Women who start a family tend to get less involved in their communities, while men who have children do the opposite.
This insight comes from new analyses of data from the 2010 survey of 40,990 respondents in Latin America and the Caribbean by The Latin American Public Opinion Project, which was founded by Mitchell Seligson, Centennial Professor of Political Science at Vanderbilt, and is housed in the political science department at Vanderbilt.
“Having kids fosters community participation among men, while it does not among women, who may be more directly involved in the day-to-day care of the children, and who are probably also taking care of the home,” writes Frederico Batista Pereira, a graduate student in political science at Vanderbilt. His analysis is available on the LAPOP website.

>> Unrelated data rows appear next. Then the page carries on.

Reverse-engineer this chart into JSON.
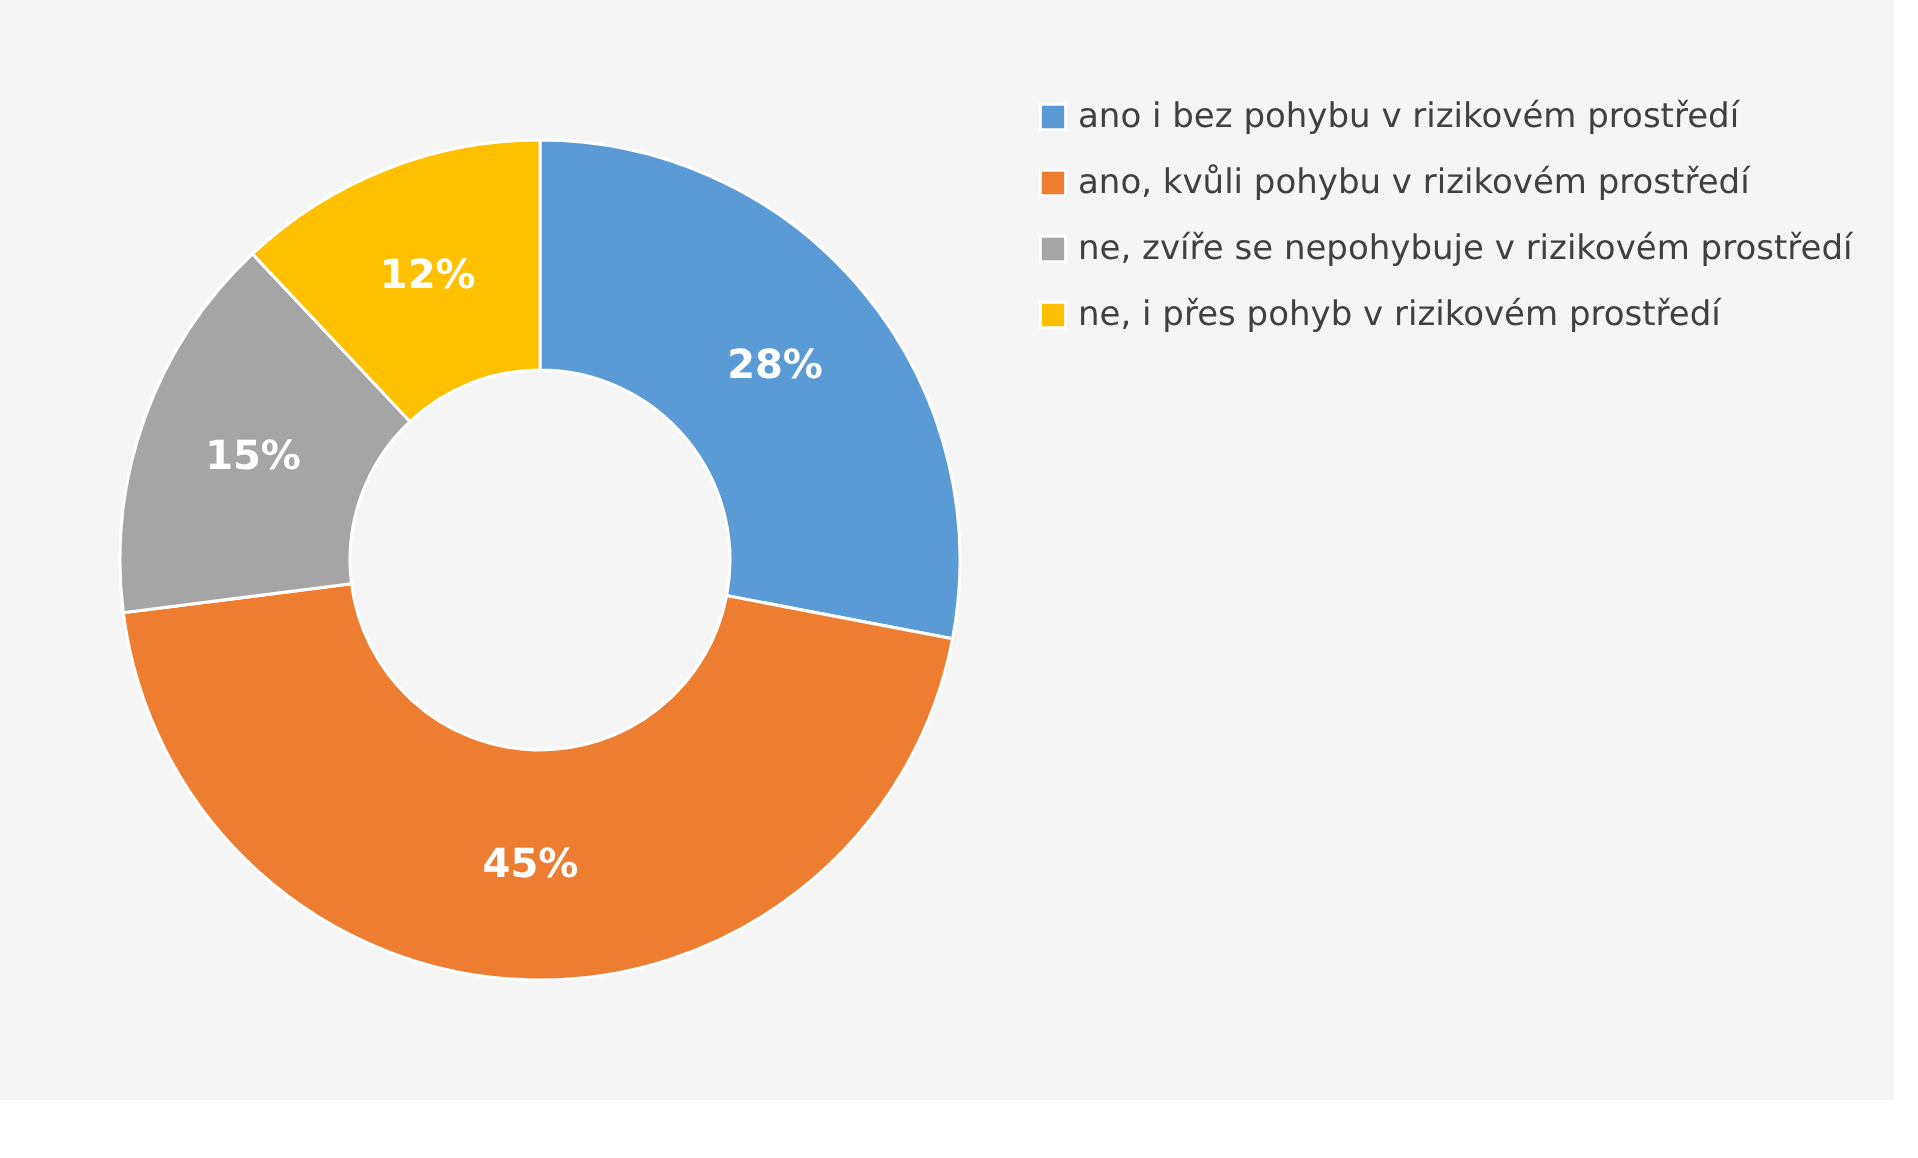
{
  "chart_data": {
    "type": "donut",
    "categories": [
      "ano i bez pohybu v rizikovém prostředí",
      "ano, kvůli pohybu v rizikovém prostředí",
      "ne, zvíře se nepohybuje v rizikovém prostředí",
      "ne, i přes pohyb v rizikovém prostředí"
    ],
    "values": [
      28,
      45,
      15,
      12
    ],
    "colors": [
      "#5b9bd5",
      "#ed7d31",
      "#a5a5a5",
      "#ffc000"
    ],
    "value_labels": [
      "28%",
      "45%",
      "15%",
      "12%"
    ],
    "legend": "right"
  }
}
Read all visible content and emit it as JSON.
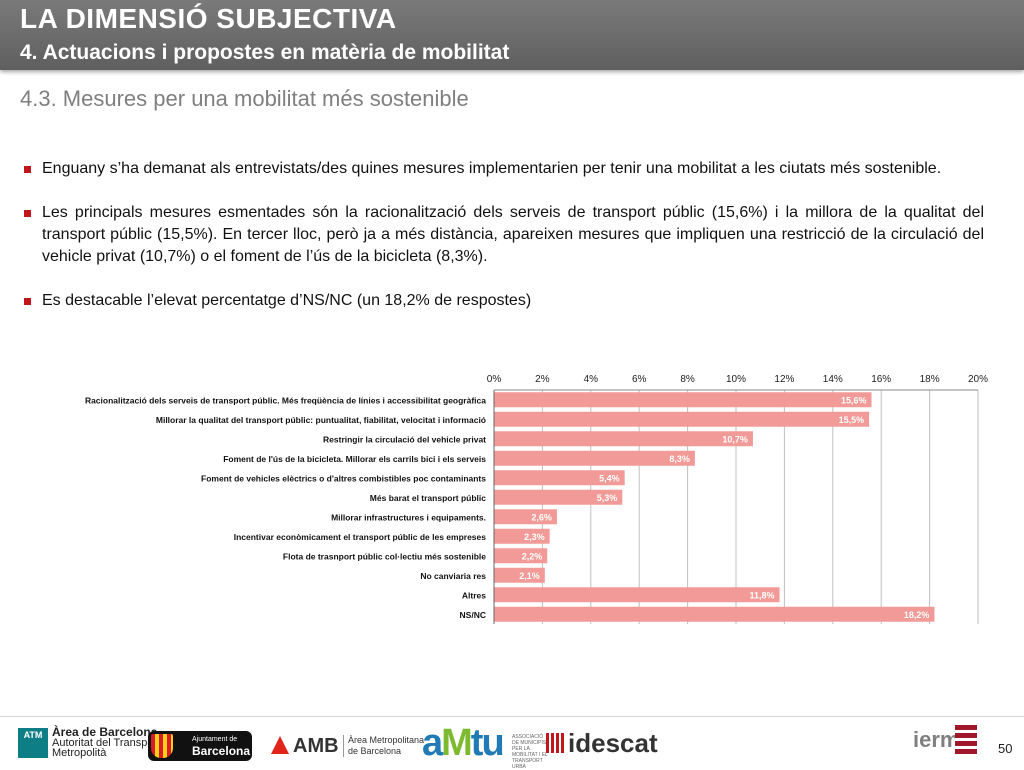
{
  "header": {
    "title": "LA DIMENSIÓ SUBJECTIVA",
    "subtitle": "4. Actuacions i propostes en matèria de mobilitat"
  },
  "section_title": "4.3. Mesures per una mobilitat més sostenible",
  "bullets": [
    "Enguany s’ha demanat als entrevistats/des quines mesures implementarien per tenir una mobilitat a les ciutats més sostenible.",
    "Les principals mesures esmentades són la racionalització dels serveis de transport públic (15,6%) i la millora de la qualitat del transport públic (15,5%). En tercer lloc, però ja a més distància, apareixen mesures que impliquen una restricció de la circulació del vehicle privat (10,7%) o el foment de l’ús de la bicicleta (8,3%).",
    "Es destacable l’elevat percentatge d’NS/NC (un 18,2% de respostes)"
  ],
  "chart_data": {
    "type": "bar",
    "orientation": "horizontal",
    "categories": [
      "Racionalització dels serveis de transport públic. Més freqüència de línies i accessibilitat geogràfica",
      "Millorar la qualitat del transport públic: puntualitat, fiabilitat, velocitat i informació",
      "Restringir la circulació del vehicle privat",
      "Foment de l'ús de la bicicleta. Millorar els carrils bici i els serveis",
      "Foment de vehicles elèctrics o d'altres combistibles poc contaminants",
      "Més barat el transport públic",
      "Millorar infrastructures i equipaments.",
      "Incentivar econòmicament el transport públic de les empreses",
      "Flota de trasnport públic col·lectiu més sostenible",
      "No canviaria res",
      "Altres",
      "NS/NC"
    ],
    "values": [
      15.6,
      15.5,
      10.7,
      8.3,
      5.4,
      5.3,
      2.6,
      2.3,
      2.2,
      2.1,
      11.8,
      18.2
    ],
    "data_labels": [
      "15,6%",
      "15,5%",
      "10,7%",
      "8,3%",
      "5,4%",
      "5,3%",
      "2,6%",
      "2,3%",
      "2,2%",
      "2,1%",
      "11,8%",
      "18,2%"
    ],
    "x_ticks": [
      0,
      2,
      4,
      6,
      8,
      10,
      12,
      14,
      16,
      18,
      20
    ],
    "x_tick_labels": [
      "0%",
      "2%",
      "4%",
      "6%",
      "8%",
      "10%",
      "12%",
      "14%",
      "16%",
      "18%",
      "20%"
    ],
    "xlim": [
      0,
      20
    ],
    "grid": true,
    "axis_position": "top",
    "bar_color": "#f29a97",
    "grid_color": "#bfbfbf"
  },
  "footer": {
    "atm": {
      "badge": "ATM",
      "line1": "Àrea de Barcelona",
      "line2": "Autoritat del Transport",
      "line3": "Metropolità"
    },
    "barcelona": {
      "line1": "Ajuntament de",
      "line2": "Barcelona"
    },
    "amb": {
      "name": "AMB",
      "line1": "Àrea Metropolitana",
      "line2": "de Barcelona"
    },
    "amtu": {
      "a": "a",
      "m": "M",
      "tu": "tu",
      "sub": "ASSOCIACIÓ DE MUNICIPIS PER LA MOBILITAT I EL TRANSPORT URBÀ"
    },
    "idescat": "idescat",
    "iermb": "ierm",
    "page_number": "50"
  }
}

LAPOP develops, implements and analyzes public opinion surveys. Since the 1970s, LAPOP has gathered a treasure-trove of databases containing political perspectives from Latin America and the Caribbean. LAPOP data and reports are available to interested researchers at the LAPOP website.
The United States and Canada were not part of the “Gender Gap and Political Participation in Latin America and the Caribbean” study, but research has consistently shown that women in all of the Americas generally participate less than men in political acts and activities.
This probably causes women’s interests to be underrepresented in their communities, Pereira said.
“By organizing at the community level, citizens can manage to improve their life conditions and overcome some of the most immediate needs they face,” Pereira writes in the “Gender Gap and Political Participation” report.
The survey found the largest disparity in community participation in the Dominican Republic, where politically involved men outnumber women by a fairly wide margin (7 points on a 0-100 participation scale). Two nations – Chile and Argentina – have more community partici
pation by women than men. Three – Uruguay, Costa Rica and Panama – did not have a statistically significant difference between the political participation of men and women.
Women tend to have lower levels of education and political interest, but those factors were not enough to explain the overall disparity between the political participation of men and women, Pereira said.
“Increasing women’s participation in communities across the area depends heavily on developing strategies and forms of participation that take into account the trade-off many women face between taking care of the family and engaging in politics,” reads the report.